Angefangen wird hier mal ganz entspannt mit dem Toni D.-Song „Hundert Metaz“, bei dem man sich weder über Rechtschreibung noch Grammatik echauffieren darf – die Möglichkeit hat man auch gar nicht, weil das Sextett den Hörer sofort an die Wand nagelt, Rapper Alex und Schreibolzen Matsches direkt von beiden Seiten den Angriff starten und die breiten Gitarrenwände eine ordentliche Basis hinzimmern, aus der es so schnell kein Entrinnen gibt.

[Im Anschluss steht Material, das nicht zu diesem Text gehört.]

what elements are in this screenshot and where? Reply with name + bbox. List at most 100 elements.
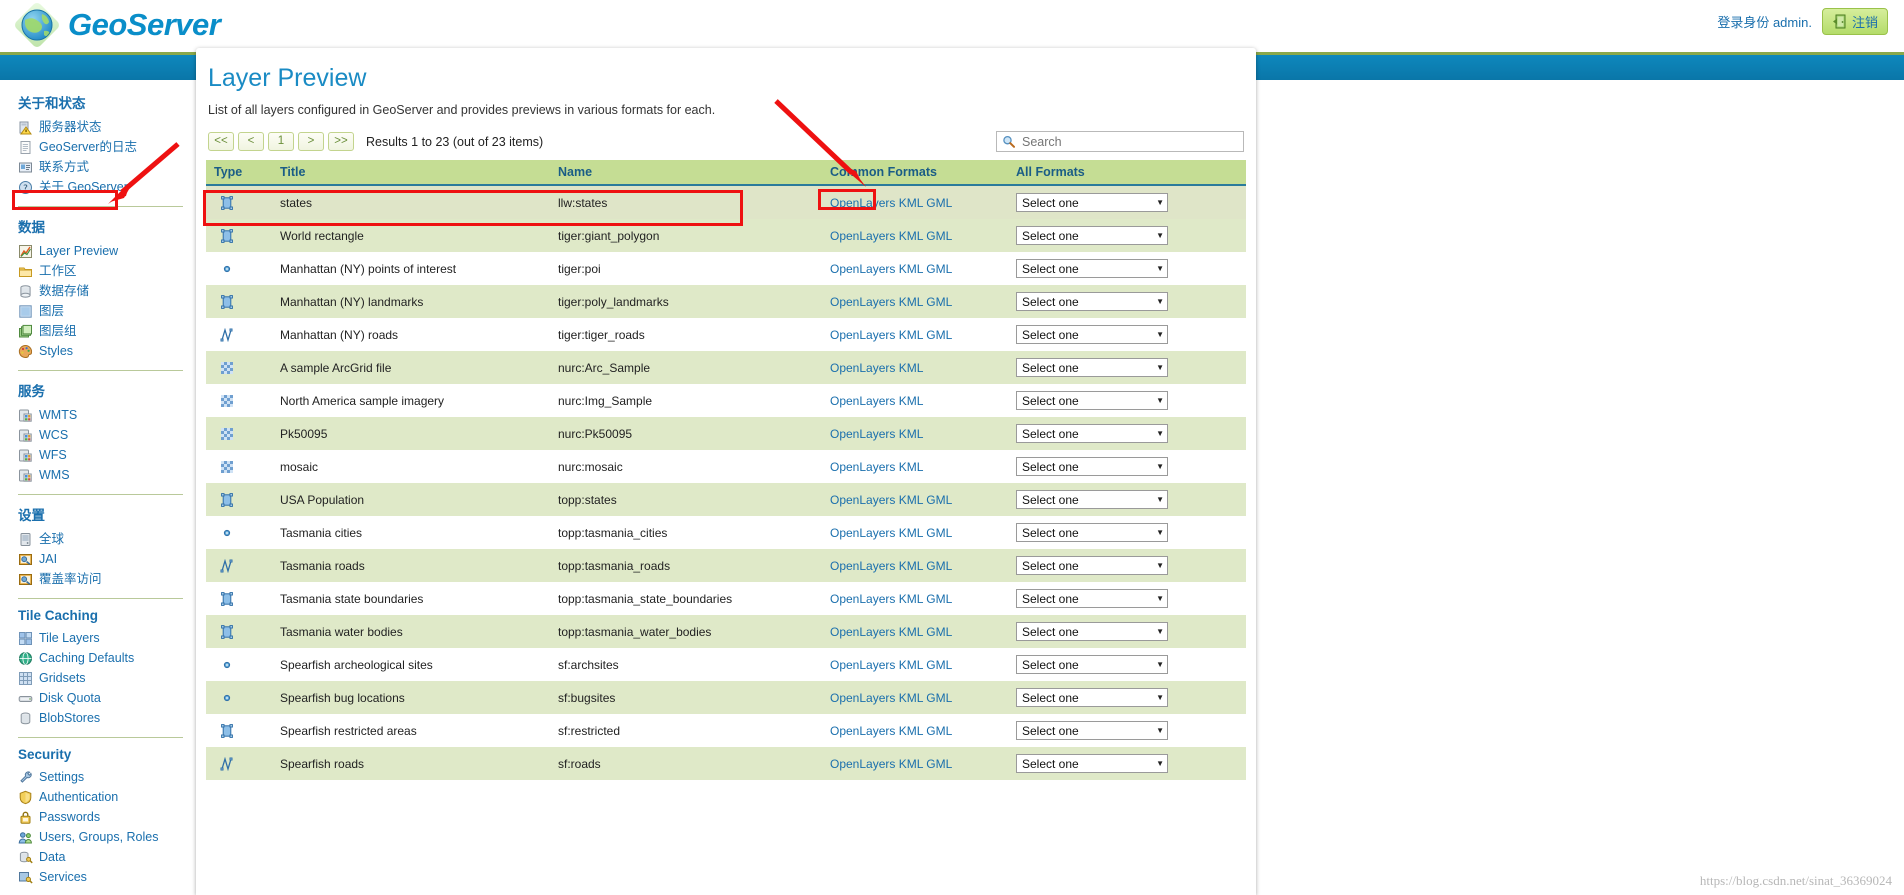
sidebar-item-[interactable]: 图层: [18, 302, 196, 321]
common-formats-links[interactable]: OpenLayers KML GML: [830, 262, 952, 276]
pagination-last-button[interactable]: >>: [328, 132, 354, 151]
sidebar-item-blobstores[interactable]: BlobStores: [18, 709, 196, 728]
cell-type: [206, 747, 272, 780]
sidebar-item-services[interactable]: Services: [18, 868, 196, 887]
column-header-common-formats[interactable]: Common Formats: [822, 160, 1008, 186]
common-formats-links[interactable]: OpenLayers KML GML: [830, 229, 952, 243]
all-formats-select[interactable]: Select one ▼: [1016, 490, 1168, 509]
common-formats-links[interactable]: OpenLayers KML: [830, 460, 923, 474]
table-row[interactable]: North America sample imagery nurc:Img_Sam…: [206, 384, 1246, 417]
table-row[interactable]: USA Population topp:states OpenLayers KML …: [206, 483, 1246, 516]
all-formats-select[interactable]: Select one ▼: [1016, 688, 1168, 707]
table-row[interactable]: Manhattan (NY) points of interest tiger:p…: [206, 252, 1246, 285]
sidebar-item-wcs[interactable]: WCS: [18, 426, 196, 445]
search-input[interactable]: [1020, 133, 1238, 150]
all-formats-select[interactable]: Select one ▼: [1016, 556, 1168, 575]
sidebar-item-[interactable]: 覆盖率访问: [18, 570, 196, 589]
pagination-page-1-button[interactable]: 1: [268, 132, 294, 151]
all-formats-select[interactable]: Select one ▼: [1016, 193, 1168, 212]
logout-button[interactable]: 注销: [1821, 8, 1888, 35]
pagination-first-button[interactable]: <<: [208, 132, 234, 151]
common-formats-links[interactable]: OpenLayers KML GML: [830, 526, 952, 540]
common-formats-links[interactable]: OpenLayers KML GML: [830, 328, 952, 342]
table-row[interactable]: Tasmania cities topp:tasmania_cities OpenL…: [206, 516, 1246, 549]
search-box[interactable]: [996, 131, 1244, 152]
cell-name: tiger:giant_polygon: [550, 219, 822, 252]
all-formats-select[interactable]: Select one ▼: [1016, 358, 1168, 377]
sidebar-item-[interactable]: 服务器状态: [18, 118, 196, 137]
common-formats-links[interactable]: OpenLayers KML: [830, 394, 923, 408]
sidebar-item-data[interactable]: Data: [18, 848, 196, 867]
sidebar-item-jai[interactable]: JAI: [18, 550, 196, 569]
sidebar-item-geoserver[interactable]: GeoServer的日志: [18, 138, 196, 157]
column-header-all-formats[interactable]: All Formats: [1008, 160, 1246, 186]
common-formats-links[interactable]: OpenLayers KML GML: [830, 691, 952, 705]
all-formats-select[interactable]: Select one ▼: [1016, 622, 1168, 641]
all-formats-select[interactable]: Select one ▼: [1016, 655, 1168, 674]
sidebar-item-geoserver[interactable]: ? 关于 GeoServer: [18, 178, 196, 197]
brand-logo[interactable]: GeoServer: [14, 2, 221, 48]
all-formats-select[interactable]: Select one ▼: [1016, 259, 1168, 278]
sidebar-item-styles[interactable]: Styles: [18, 342, 196, 361]
all-formats-select[interactable]: Select one ▼: [1016, 754, 1168, 773]
common-formats-links[interactable]: OpenLayers KML GML: [830, 592, 952, 606]
sidebar-item-[interactable]: 全球: [18, 530, 196, 549]
all-formats-select[interactable]: Select one ▼: [1016, 292, 1168, 311]
column-header-type[interactable]: Type: [206, 160, 272, 186]
sidebar-item-tile-layers[interactable]: Tile Layers: [18, 629, 196, 648]
all-formats-select[interactable]: Select one ▼: [1016, 589, 1168, 608]
all-formats-select[interactable]: Select one ▼: [1016, 523, 1168, 542]
sidebar-item-[interactable]: 工作区: [18, 262, 196, 281]
table-row[interactable]: Pk50095 nurc:Pk50095 OpenLayers KML Select …: [206, 417, 1246, 450]
table-row[interactable]: mosaic nurc:mosaic OpenLayers KML Select on…: [206, 450, 1246, 483]
column-header-name[interactable]: Name: [550, 160, 822, 186]
table-row[interactable]: states llw:states OpenLayers KML GML Select…: [206, 185, 1246, 219]
table-row[interactable]: Tasmania state boundaries topp:tasmania_s…: [206, 582, 1246, 615]
sidebar-item-[interactable]: 数据存储: [18, 282, 196, 301]
sidebar-item-[interactable]: 联系方式: [18, 158, 196, 177]
pagination-prev-button[interactable]: <: [238, 132, 264, 151]
common-formats-links[interactable]: OpenLayers KML GML: [830, 658, 952, 672]
all-formats-select[interactable]: Select one ▼: [1016, 424, 1168, 443]
point-type-icon: [220, 658, 234, 672]
common-formats-links[interactable]: OpenLayers KML GML: [830, 724, 952, 738]
all-formats-select[interactable]: Select one ▼: [1016, 226, 1168, 245]
sidebar-item-wmts[interactable]: WMTS: [18, 406, 196, 425]
sidebar-item-layer-preview[interactable]: Layer Preview: [18, 242, 196, 261]
common-formats-links[interactable]: OpenLayers KML GML: [830, 559, 952, 573]
column-header-title[interactable]: Title: [272, 160, 550, 186]
common-formats-links[interactable]: OpenLayers KML GML: [830, 625, 952, 639]
sidebar-item-caching-defaults[interactable]: Caching Defaults: [18, 649, 196, 668]
all-formats-select[interactable]: Select one ▼: [1016, 457, 1168, 476]
pagination-next-button[interactable]: >: [298, 132, 324, 151]
sidebar-item-settings[interactable]: Settings: [18, 768, 196, 787]
common-formats-links[interactable]: OpenLayers KML: [830, 361, 923, 375]
common-formats-links[interactable]: OpenLayers KML GML: [830, 295, 952, 309]
sidebar-item-wms[interactable]: WMS: [18, 466, 196, 485]
common-formats-links[interactable]: OpenLayers KML GML: [830, 757, 952, 771]
sidebar-item-disk-quota[interactable]: Disk Quota: [18, 689, 196, 708]
raster-type-icon: [220, 394, 234, 408]
sidebar-item-gridsets[interactable]: Gridsets: [18, 669, 196, 688]
table-row[interactable]: Manhattan (NY) roads tiger:tiger_roads Ope…: [206, 318, 1246, 351]
table-row[interactable]: Spearfish restricted areas sf:restricted O…: [206, 714, 1246, 747]
table-row[interactable]: World rectangle tiger:giant_polygon OpenLa…: [206, 219, 1246, 252]
sidebar-item-authentication[interactable]: Authentication: [18, 788, 196, 807]
table-row[interactable]: Tasmania water bodies topp:tasmania_water…: [206, 615, 1246, 648]
table-row[interactable]: Spearfish bug locations sf:bugsites OpenLa…: [206, 681, 1246, 714]
table-row[interactable]: Tasmania roads topp:tasmania_roads OpenLay…: [206, 549, 1246, 582]
table-row[interactable]: Spearfish roads sf:roads OpenLayers KML GM…: [206, 747, 1246, 780]
all-formats-select[interactable]: Select one ▼: [1016, 391, 1168, 410]
common-formats-links[interactable]: OpenLayers KML GML: [830, 493, 952, 507]
sidebar-item-[interactable]: 图层组: [18, 322, 196, 341]
table-row[interactable]: A sample ArcGrid file nurc:Arc_Sample Open…: [206, 351, 1246, 384]
sidebar-item-wfs[interactable]: WFS: [18, 446, 196, 465]
table-row[interactable]: Manhattan (NY) landmarks tiger:poly_landm…: [206, 285, 1246, 318]
common-formats-links[interactable]: OpenLayers KML GML: [830, 196, 952, 210]
sidebar-item-passwords[interactable]: Passwords: [18, 808, 196, 827]
all-formats-select[interactable]: Select one ▼: [1016, 721, 1168, 740]
common-formats-links[interactable]: OpenLayers KML: [830, 427, 923, 441]
all-formats-select[interactable]: Select one ▼: [1016, 325, 1168, 344]
sidebar-item-users-groups-roles[interactable]: Users, Groups, Roles: [18, 828, 196, 847]
table-row[interactable]: Spearfish archeological sites sf:archsite…: [206, 648, 1246, 681]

„Ellenbogengesellschaft (Pogen)“ von K.I.Z. groovt dann deutlich mehr und wird sicherlich dank des „Ihr sollt pogen!“-Aufschreis ein neuer Live-Smasher werden, bei dem Zähne und Knochen nur ungern an Ort und Stelle bleiben werden. Zeilen wie „Ohja Baby, piss mich voll wie einen Schwangerschaftstest“ hätten dann auch gut und gerne aus der Feder von TBS selbst stammen können – das Niveau sinkt, aber es hat Spaß dabei.

„Ich rolle mit meim Besten“, im Original eine Kollaboration zwischen Haftbefehl und Marteria, wurde von den Mannheimern bereits im Herbst 2016 neu eingeprügelt, und schlägt so ziemlich in dieselbe Kerbe wie die ersten beiden Tracks; die Tempowechsel sorgen für einen Hauch weniger Aggression und zumindest einige kleine Verschnaufpausen. Gerade „Ich hab Polizei“ fällt dann qualitätsmäßig ein bisschen hinten runter, aber mit den beiden starken Opener kann man es auch nur schwer aufnehmen.

The Butcher Sisters sind sich nicht zu schade, den aufgeführten Rappern ordentliches Tribut zu zollen – ganz ohne Verarsche, wie es bei genrefremden Metalcovern ja gerne mal unterschwellig mitschwingt, sondern durch und durch gut hörbar. Da können sich die Gecoverten eigentlich nur freuen, wird doch sicherlich nochmal das Interesse angeregt. Und 2018 gleich standesgemäß brutal eingeläutet.